Wali Kota Pontianak, Edi Rusdi Kamtono, yang turut hadir dan memberikan sambutan, menekankan bahwa budaya Melayu harus menjadi identitas hidup dalam kehidupan masyarakat sehari-hari—bukan hanya ditampilkan dalam bentuk pakaian adat saat acara seremonial.
“Selama ini budaya Melayu masih dominan tampil secara simbolik. Ke depan, harus lebih menyatu dengan kehidupan warga sehari-hari,” tegas Edi.
Ia menekankan pentingnya sinergi antara pelestarian budaya dengan semangat toleransi yang selama ini telah terjaga di Kota Pontianak.
Pontianak sendiri berhasil menempati peringkat ke-22 Indeks Kota Toleran 2024 secara nasional, dan peringkat ke-9 untuk kota-kota di luar Pulau Jawa. Bagi Edi, ini adalah bukti bahwa keragaman suku dan agama di Pontianak dikelola dengan baik.

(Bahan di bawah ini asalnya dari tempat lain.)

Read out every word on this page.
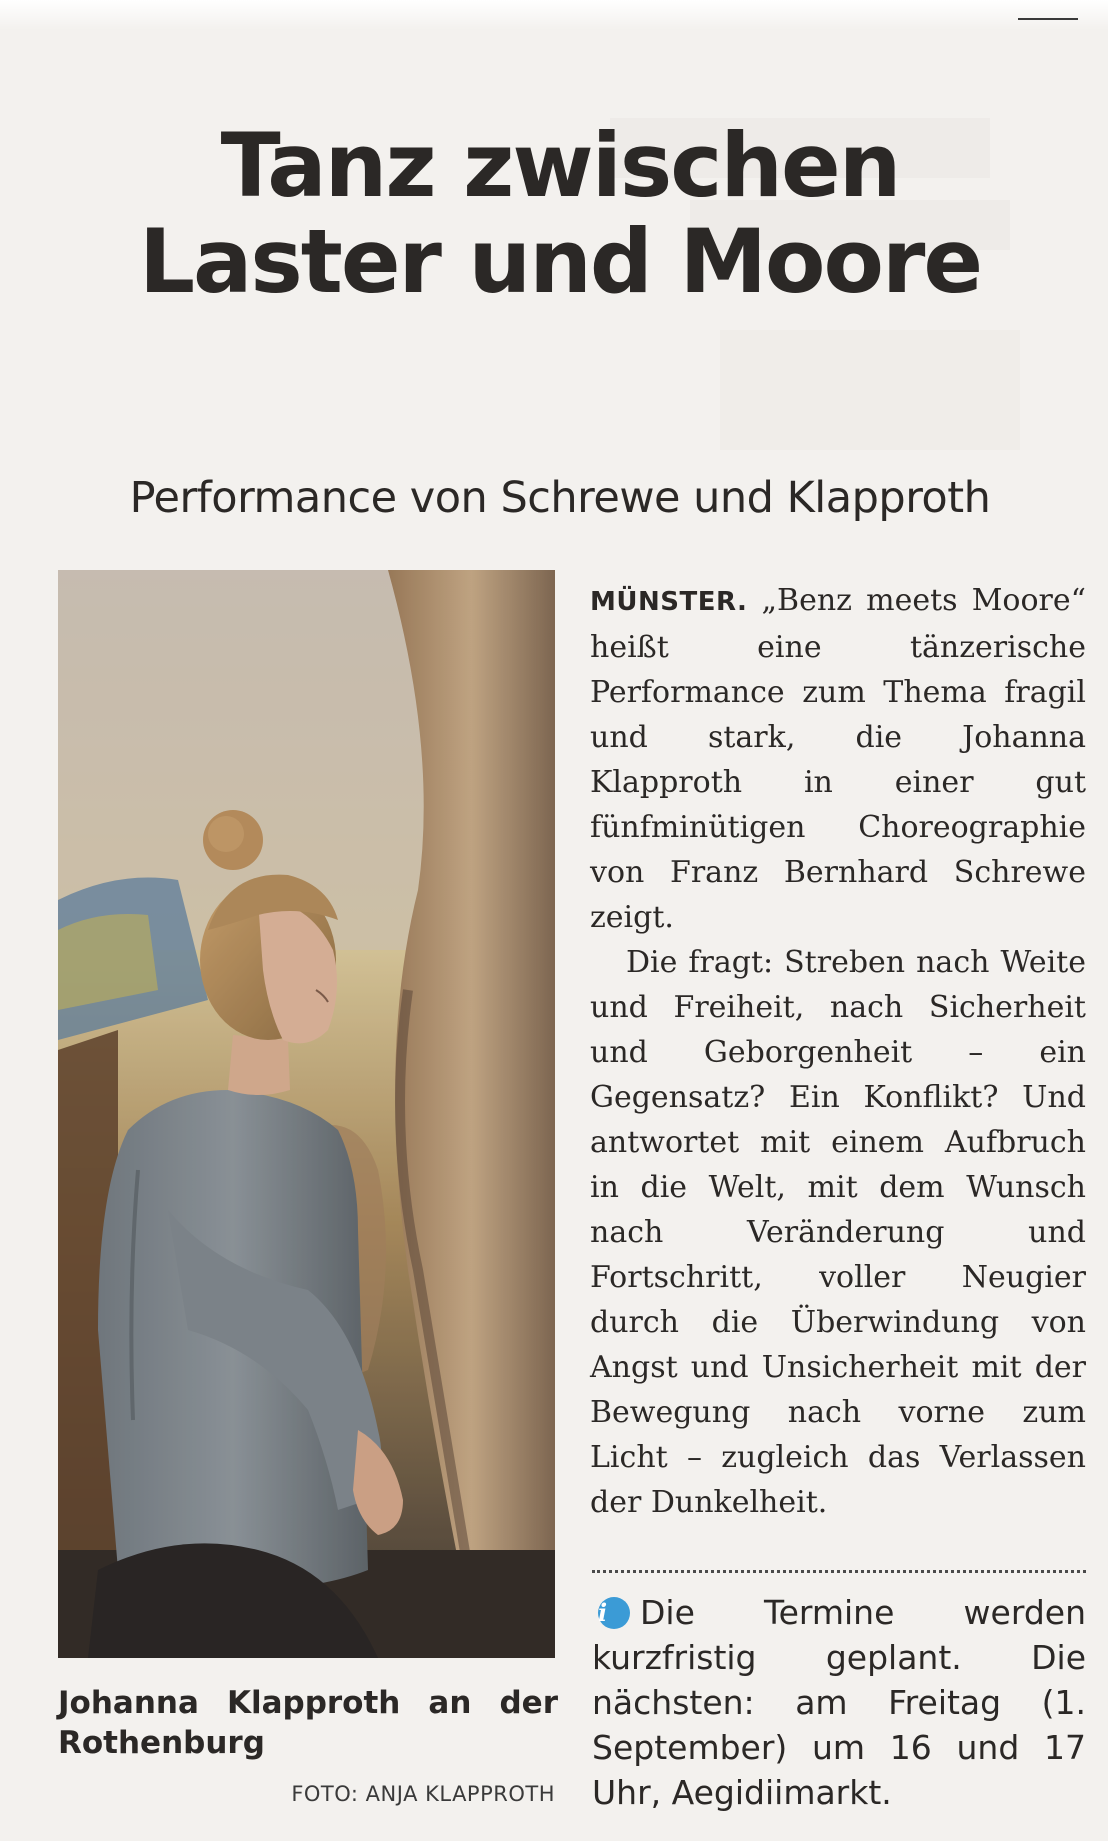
Tanz zwischen Laster und Moore
Performance von Schrewe und Klapproth

Johanna Klapproth an der Rothenburg

FOTO: ANJA KLAPPROTH

MÜNSTER. „Benz meets Moore“ heißt eine tänzerische Performance zum Thema fragil und stark, die Johanna Klapproth in einer gut fünfminütigen Choreographie von Franz Bernhard Schrewe zeigt.

Die fragt: Streben nach Weite und Freiheit, nach Sicherheit und Geborgenheit – ein Gegensatz? Ein Konflikt? Und antwortet mit einem Aufbruch in die Welt, mit dem Wunsch nach Veränderung und Fortschritt, voller Neugier durch die Überwindung von Angst und Unsicherheit mit der Bewegung nach vorne zum Licht – zugleich das Verlassen der Dunkelheit.

i Die Termine werden kurzfristig geplant. Die nächsten: am Freitag (1. September) um 16 und 17 Uhr, Aegidiimarkt.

“Kota yang toleran bukan hanya tentang tidak ada konflik, tapi tentang bagaimana semua warga bisa hidup berdampingan, saling menerima, dan tetap menjaga identitas masing-masing,” ucapnya.
Wali Kota Edi juga menyebut sejumlah agenda budaya yang perlu terus dilestarikan, seperti Gawai Dayak, Naik Dango, dan Cap Go Meh, yang menurutnya berdampak positif baik secara sosial maupun ekonomi.
Khusus untuk Festival Melayu 2026, Edi berharap MABM Kota Pontianak mampu menyusun kegiatan yang tidak hanya berskala lokal, tetapi juga nasional hingga internasional, untuk memperluas gaung budaya Melayu ke seluruh Nusantara dan luar negeri.
“Ini pekerjaan besar. Kita butuh perencanaan matang agar festival ini bisa jadi ikon kebudayaan dan kebanggaan Pontianak,” pesannya.
Edi Kamtono mengajak seluruh pengurus MABM dan masyarakat Pontianak untuk terus menjaga keharmonisan, memperkuat nilai-nilai kebudayaan, serta menciptakan kota yang aman dan nyaman untuk semua kalangan.
“Kita ingin Pontianak terus tumbuh menjadi kota yang damai, sejahtera, membahagiakan, dan menjadi rumah yang ramah bagi siapa pun,” tutupnya. (*)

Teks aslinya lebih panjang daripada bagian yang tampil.